Spero di trovare qualcosa di interessante da vedere, ma rimango delusa rendendomi conto che si tratta di un paese come gli altri, abbastanza anonimo. Sempre attraversando un bosco arrivo poi a Cartigny. Un cagnolino mi viene incontro all'ingresso del paese. Stranamente non abbaia come fanno tutti gli altri, ma studia a debita distanza i miei movimenti. Sento che da lontano lo chiamano.

Una bambina correndo si avvicina, prende in braccio il cagnolino e mi sorride. Mi chiede qualcosa che non capisco e poi mi fa cenno di seguirla. La cosa sinceramente mi sembra un pò strana; la bimba non mi conosce e mi invita a seguirla! Decido di seguirla, molto incuriosita.

Mi mostra una casa e poi si mette ad urlare il nome di qualcuno. Esce una donna, con un grembiule e anche lei mi sorride. E quando si rende conto che sono straniera mi chiede in inglese se sono una pellegrina. Anche Vivien ha fatto il Cammino di Santiago e sembra entusiasta di vedere passare anche davanti alla sua casa un pellegrino. Dice che l'ultima volta è stato lo scorso anno: un belga.

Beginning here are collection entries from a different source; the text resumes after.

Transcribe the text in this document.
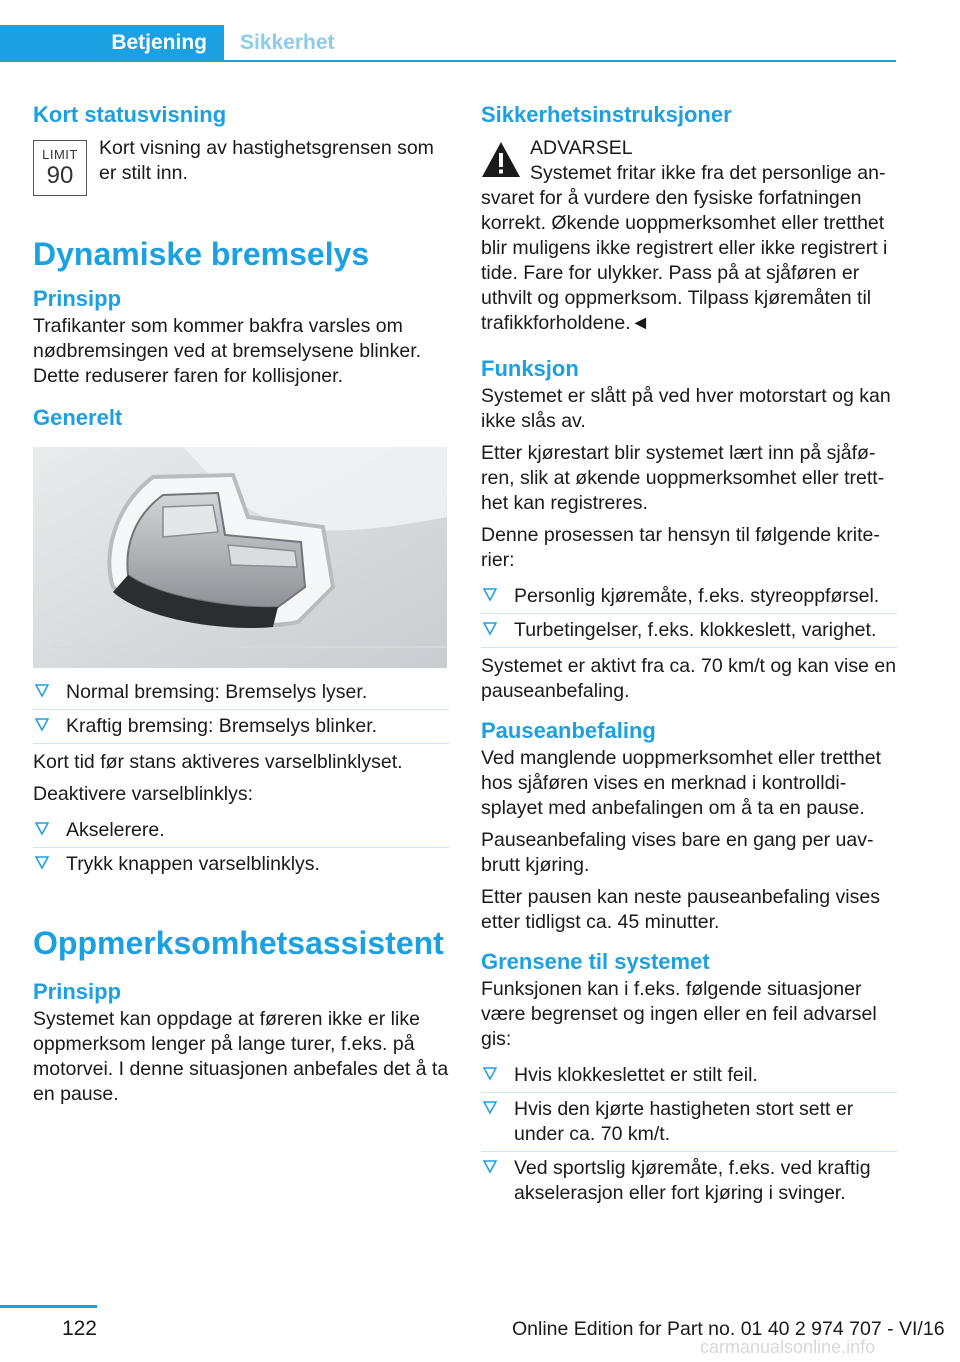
Betjening	Sikkerhet
Kort statusvisning
LIMIT
90
Kort visning av hastighetsgrensen som er stilt inn.
Dynamiske bremselys
Prinsipp
Trafikanter som kommer bakfra varsles om nødbremsingen ved at bremselysene blinker. Dette reduserer faren for kollisjoner.
Generelt
Normal bremsing: Bremselys lyser.
Kraftig bremsing: Bremselys blinker.
Kort tid før stans aktiveres varselblinklyset.
Deaktivere varselblinklys:
Akselerere.
Trykk knappen varselblinklys.
Oppmerksomhetsassistent
Prinsipp
Systemet kan oppdage at føreren ikke er like oppmerksom lenger på lange turer, f.eks. på motorvei. I denne situasjonen anbefales det å ta en pause.
Sikkerhetsinstruksjoner
ADVARSEL
Systemet fritar ikke fra det personlige ansvaret for å vurdere den fysiske forfatningen korrekt. Økende uoppmerksomhet eller tretthet blir muligens ikke registrert eller ikke registrert i tide. Fare for ulykker. Pass på at sjåføren er uthvilt og oppmerksom. Tilpass kjøremåten til trafikkforholdene.◄
Funksjon
Systemet er slått på ved hver motorstart og kan ikke slås av.
Etter kjørestart blir systemet lært inn på sjåføren, slik at økende uoppmerksomhet eller tretthet kan registreres.
Denne prosessen tar hensyn til følgende kriterier:
Personlig kjøremåte, f.eks. styreoppførsel.
Turbetingelser, f.eks. klokkeslett, varighet.
Systemet er aktivt fra ca. 70 km/t og kan vise en pauseanbefaling.
Pauseanbefaling
Ved manglende uoppmerksomhet eller tretthet hos sjåføren vises en merknad i kontrolldisplayet med anbefalingen om å ta en pause.
Pauseanbefaling vises bare en gang per uavbrutt kjøring.
Etter pausen kan neste pauseanbefaling vises etter tidligst ca. 45 minutter.
Grensene til systemet
Funksjonen kan i f.eks. følgende situasjoner være begrenset og ingen eller en feil advarsel gis:
Hvis klokkeslettet er stilt feil.
Hvis den kjørte hastigheten stort sett er under ca. 70 km/t.
Ved sportslig kjøremåte, f.eks. ved kraftig akselerasjon eller fort kjøring i svinger.
122	Online Edition for Part no. 01 40 2 974 707 - VI/16
carmanualsonline.info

Mi offre un pò d'acqua e un frutto e dopo aver scambiato quattro chiacchiere insieme ci abbracciamo e ritorno sulla Via. Evidentemente la donna deve aver raccontato alla figlia del proprio cammino e la bimba deve avermi riconosciuta propria come una di quelle persone che cammina con lo zaino e il bastone e ha pensato di far piacere alla madre accompagnandomi ad incontrarla.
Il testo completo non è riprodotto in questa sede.